Таким образом, апологетам не удалось найти здесь приемлемого решения. Развитое Средневековье за отсутствием языческой культуры забыло об этой проблеме, отбросив само понятие космотворящего Логоса и сосредоточив все свое внимание на Самой Личности Иисуса Христа – Спасителя мира. Сближение Логоса с историческим Христом и перенос центра тяжести с космологии на христологию совершается уже у Св. Иеринея Лионского, ставшего основателем среднековой точки зрения на этот вопрос24. Однако остается бесспорным, что христианская оригинальная метафизика возникает именно как попытка обоснования фундаментальной культурной толерантности, возможности со-существования и даже синтеза философии и христианского Откровения. Сближение «Логоса философов со Христом христианской веры» у апологетов стало моментом, «когда научная метафизическая философия проникла в периферию христианства и отсюда начала двигаться к центру веры»25. Таким образом, христианская метафизика при самом своем возникновении решает в качестве основной проблему социокультурной толерантности, и это решение оказывает решающее воздействие на дальнейший ход событий.
После падения Рима в Европе воцарились так называемые Dark Ages – «Темные века». Их наличие в истории философии вполне закономерно. Дело в том, что зарождение философской мысли у того или иного народа совершается путем переноса, посева. Философия, европейская по крайней мере, есть порождение древней Эллады, творение эллинского гения. Поэтому всюду и во все времена в Европе философия рождалась из перенесенных и посеянных зерен – семян Логоса, полученных на плодородной земле Греции. Посев этих ó ó совершается по-разному, в разные эпохи и на разных почвах – но всегда это именно посев, перенос, а не собственно автономное рождение. И германские народы не могли сразу приобщиться к эллинской культуре – это приобщение, восприятие Логоса было делом многих поколений. Огромную роль здесь сыграло, конечно, наследие святоотеческое, труды христиан позднего эллинизма – Бл. Августина, Боэция, Кассиодора, а также Св. Исидора Севильского, Бэды Достопочтенного, позднее – Алкуина. Тем не менее, ни «Этимологии» Св. Исидора, ни «Институции» Кассиодора не были еще органическим усвоением античности, хотя и содержали в себе большое количество различных фактов и сведений. Более основателен Алкуин, хотя и ему не удалось создать собственную европейскую философскую традицию. Основателем последней по праву может быть назван его ученик – Иоанн Скот Эриугена. На нем поэтому завершаются философские Dark Ages и начинается новая творческая эпоха – время Схоластики, которая стала впоследствии собственной философией зрелого Средневековья.

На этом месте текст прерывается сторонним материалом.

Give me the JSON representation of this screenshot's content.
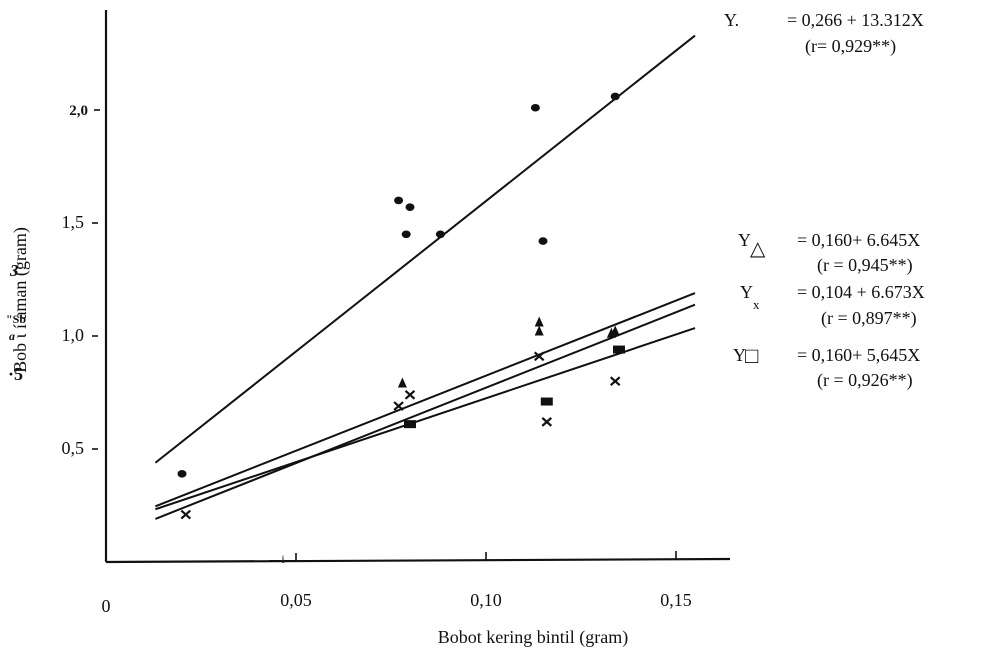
{
  "chart_data": {
    "type": "scatter",
    "title": "",
    "xlabel": "Bobot kering bintil (gram)",
    "ylabel": "Bob ι í aman (gram)",
    "ylabel_fragments": [
      "3",
      "\"Sb",
      "a",
      "·5"
    ],
    "xlim": [
      0,
      0.18
    ],
    "ylim": [
      0,
      2.3
    ],
    "x_tick_values": [
      0,
      0.05,
      0.1,
      0.15
    ],
    "x_tick_labels": [
      "0",
      "0,05",
      "0,10",
      "0,15"
    ],
    "x_axis_artifact": "—i—",
    "y_tick_values": [
      0.5,
      1.0,
      1.5,
      2.0
    ],
    "y_tick_labels": [
      "0,5",
      "1,0",
      "1,5",
      "2,0"
    ],
    "grid": false,
    "series": [
      {
        "marker": "dot",
        "points": [
          [
            0.02,
            0.39
          ],
          [
            0.077,
            1.6
          ],
          [
            0.08,
            1.57
          ],
          [
            0.079,
            1.45
          ],
          [
            0.088,
            1.45
          ],
          [
            0.113,
            2.01
          ],
          [
            0.134,
            2.06
          ],
          [
            0.115,
            1.42
          ]
        ],
        "fit": {
          "intercept": 0.266,
          "slope": 13.312,
          "x_range": [
            0.013,
            0.155
          ]
        }
      },
      {
        "marker": "triangle",
        "points": [
          [
            0.078,
            0.79
          ],
          [
            0.114,
            1.06
          ],
          [
            0.114,
            1.02
          ],
          [
            0.133,
            1.01
          ],
          [
            0.134,
            1.02
          ]
        ],
        "fit": {
          "intercept": 0.16,
          "slope": 6.645,
          "x_range": [
            0.013,
            0.155
          ]
        }
      },
      {
        "marker": "x",
        "points": [
          [
            0.021,
            0.21
          ],
          [
            0.077,
            0.69
          ],
          [
            0.08,
            0.74
          ],
          [
            0.114,
            0.91
          ],
          [
            0.116,
            0.62
          ],
          [
            0.134,
            0.8
          ]
        ],
        "fit": {
          "intercept": 0.104,
          "slope": 6.673,
          "x_range": [
            0.013,
            0.155
          ]
        }
      },
      {
        "marker": "square",
        "points": [
          [
            0.08,
            0.61
          ],
          [
            0.116,
            0.71
          ],
          [
            0.135,
            0.94
          ]
        ],
        "fit": {
          "intercept": 0.16,
          "slope": 5.645,
          "x_range": [
            0.013,
            0.155
          ]
        }
      }
    ],
    "equations": [
      {
        "symbol": "Y.",
        "line1": "= 0,266 + 13.312X",
        "line2": "(r= 0,929**)"
      },
      {
        "symbol": "Y",
        "line1": "= 0,160+ 6.645X",
        "line2": "(r = 0,945**)"
      },
      {
        "symbol": "Y",
        "line1": "= 0,104 + 6.673X",
        "line2": "(r = 0,897**)"
      },
      {
        "symbol": "Y",
        "line1": "= 0,160+ 5,645X",
        "line2": "(r = 0,926**)"
      }
    ],
    "equation_subscripts": [
      "△",
      "x",
      "□"
    ]
  }
}
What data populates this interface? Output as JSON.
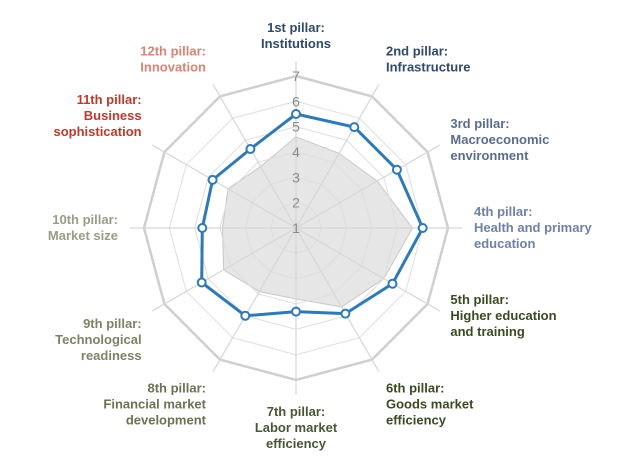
{
  "chart_data": {
    "type": "radar",
    "title": "",
    "scale": {
      "min": 1,
      "max": 7,
      "ticks": [
        "1",
        "2",
        "3",
        "4",
        "5",
        "6",
        "7"
      ]
    },
    "grid": true,
    "categories": [
      {
        "lines": [
          "1st pillar:",
          "Institutions"
        ],
        "color": "#2e4a6e"
      },
      {
        "lines": [
          "2nd pillar:",
          "Infrastructure"
        ],
        "color": "#2e4a6e"
      },
      {
        "lines": [
          "3rd pillar:",
          "Macroeconomic",
          "environment"
        ],
        "color": "#596d8f"
      },
      {
        "lines": [
          "4th pillar:",
          "Health and primary",
          "education"
        ],
        "color": "#6f81a5"
      },
      {
        "lines": [
          "5th pillar:",
          "Higher education",
          "and training"
        ],
        "color": "#3b4a1f"
      },
      {
        "lines": [
          "6th pillar:",
          "Goods market",
          "efficiency"
        ],
        "color": "#3b4a1f"
      },
      {
        "lines": [
          "7th pillar:",
          "Labor market",
          "efficiency"
        ],
        "color": "#4a5634"
      },
      {
        "lines": [
          "8th pillar:",
          "Financial market",
          "development"
        ],
        "color": "#6a7352"
      },
      {
        "lines": [
          "9th pillar:",
          "Technological",
          "readiness"
        ],
        "color": "#7d8463"
      },
      {
        "lines": [
          "10th pillar:",
          "Market size"
        ],
        "color": "#9a9d84"
      },
      {
        "lines": [
          "11th pillar:",
          "Business",
          "sophistication"
        ],
        "color": "#c0392b"
      },
      {
        "lines": [
          "12th pillar:",
          "Innovation"
        ],
        "color": "#d98374"
      }
    ],
    "series": [
      {
        "values": [
          5.5,
          5.6,
          5.6,
          6.0,
          5.4,
          4.9,
          4.3,
          5.0,
          5.3,
          4.7,
          4.8,
          4.6
        ],
        "color": "#2e7ab8"
      },
      {
        "values": [
          4.6,
          4.4,
          4.7,
          5.6,
          5.0,
          4.6,
          3.8,
          3.9,
          4.3,
          3.9,
          4.1,
          3.8
        ],
        "color": "#e6e6e6"
      }
    ]
  }
}
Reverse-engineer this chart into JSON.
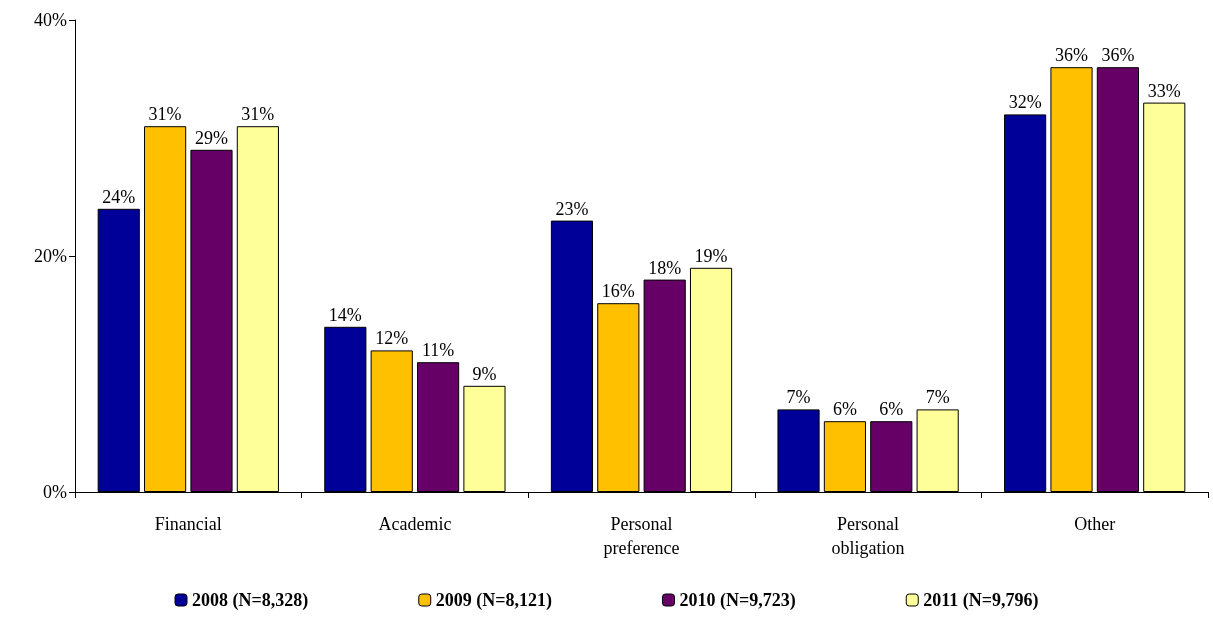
{
  "chart_data": {
    "type": "bar",
    "categories": [
      "Financial",
      "Academic",
      "Personal preference",
      "Personal obligation",
      "Other"
    ],
    "series": [
      {
        "name": "2008 (N=8,328)",
        "color": "#000099",
        "values": [
          24,
          14,
          23,
          7,
          32
        ],
        "value_labels": [
          "24%",
          "14%",
          "23%",
          "7%",
          "32%"
        ]
      },
      {
        "name": "2009 (N=8,121)",
        "color": "#ffc000",
        "values": [
          31,
          12,
          16,
          6,
          36
        ],
        "value_labels": [
          "31%",
          "12%",
          "16%",
          "6%",
          "36%"
        ]
      },
      {
        "name": "2010 (N=9,723)",
        "color": "#660066",
        "values": [
          29,
          11,
          18,
          6,
          36
        ],
        "value_labels": [
          "29%",
          "11%",
          "18%",
          "6%",
          "36%"
        ]
      },
      {
        "name": "2011 (N=9,796)",
        "color": "#ffff99",
        "values": [
          31,
          9,
          19,
          7,
          33
        ],
        "value_labels": [
          "31%",
          "9%",
          "19%",
          "7%",
          "33%"
        ]
      }
    ],
    "ylim": [
      0,
      40
    ],
    "yticks": [
      {
        "value": 0,
        "label": "0%"
      },
      {
        "value": 20,
        "label": "20%"
      },
      {
        "value": 40,
        "label": "40%"
      }
    ],
    "grid": false,
    "legend": "bottom"
  }
}
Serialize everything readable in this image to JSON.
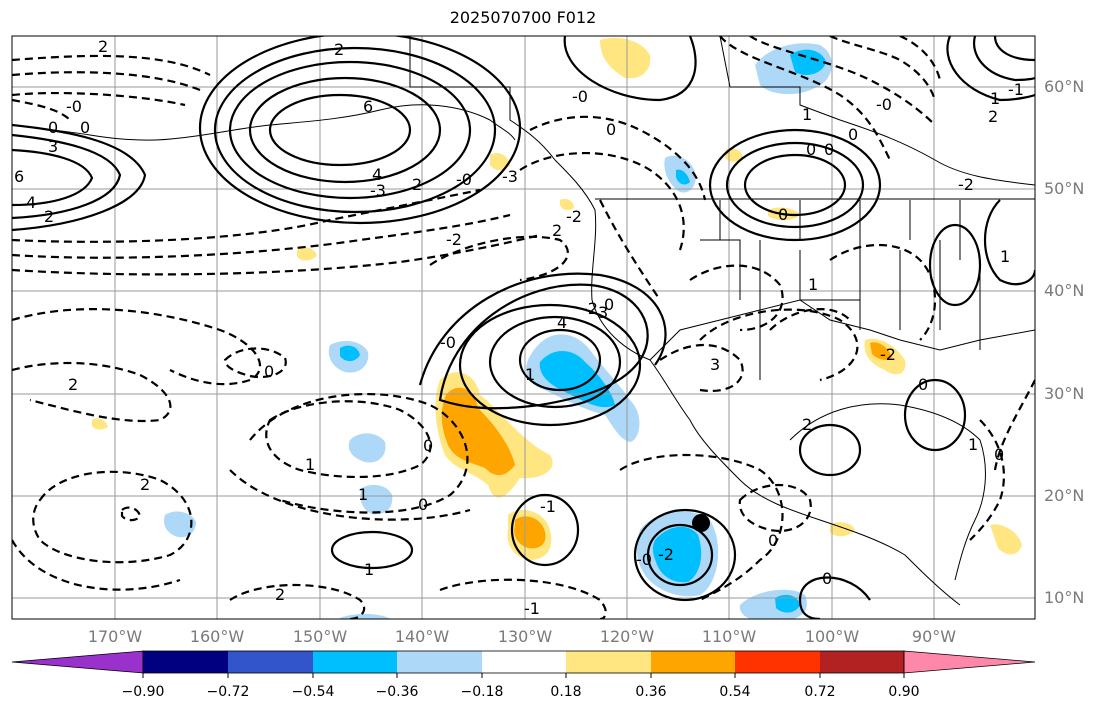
{
  "title": "2025070700 F012",
  "lat_labels": [
    "60°N",
    "50°N",
    "40°N",
    "30°N",
    "20°N",
    "10°N"
  ],
  "lon_labels": [
    "170°W",
    "160°W",
    "150°W",
    "140°W",
    "130°W",
    "120°W",
    "110°W",
    "100°W",
    "90°W"
  ],
  "colorbar": {
    "ticks": [
      "−0.90",
      "−0.72",
      "−0.54",
      "−0.36",
      "−0.18",
      "0.18",
      "0.36",
      "0.54",
      "0.72",
      "0.90"
    ],
    "colors": [
      "#9932cc",
      "#000080",
      "#3355cc",
      "#00bfff",
      "#add8f7",
      "#ffffff",
      "#ffe680",
      "#ffa500",
      "#ff3300",
      "#b22222",
      "#ff88aa"
    ]
  },
  "contour_labels": [
    "2",
    "2",
    "6",
    "0",
    "0",
    "-0",
    "3",
    "4",
    "-3",
    "6",
    "4",
    "2",
    "2",
    "-2",
    "2",
    "-2",
    "-3",
    "4",
    "-2",
    "3",
    "-0",
    "0",
    "2",
    "1",
    "0",
    "1",
    "2",
    "1",
    "0",
    "-1",
    "1",
    "2",
    "-1",
    "-0",
    "-2",
    "3",
    "0",
    "0",
    "2",
    "1",
    "0",
    "0",
    "-2",
    "-2",
    "0",
    "1",
    "0",
    "0",
    "0",
    "1",
    "-0",
    "2",
    "-1",
    "1",
    "-0",
    "0",
    "-0",
    "1",
    "0"
  ],
  "marker": "black-dot"
}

Схоластику принято считать философией чисто латинской, греческий православный дух всегда чурался ее строго логически выстроенных схем и дефиниций. В этом есть своя правда, но это – не вся правда. Исследование произведений Эриугены показывает, что и здесь, как всегда, lux ex oriente, греческий «свет с Востока». Иначе быть и не может. Если рождение философии – перенос, посев, то ветер, несущий семена, дует из Греции – Великого Востока, родины Логоса. И хотя Боэций и Августин по своему стилю и темпераменту ближе к схоластике, чем кто-либо из Отцов Церкви, Эриугена обращается именно к православным, греческим Отцам за наставлением и учительским словом. В его главном произведении – «Periphyseon seu de divisione naturae» («О разделении природы») – гораздо большую роль играют Псевдо-Дионисий Ареопагит, Св. Максим Исповедник, капподакийские Отцы (Св. Василий Великий, Св. Григорий Богослов, Св. Григорий Нисский), нежели Августин и особенно Боэций.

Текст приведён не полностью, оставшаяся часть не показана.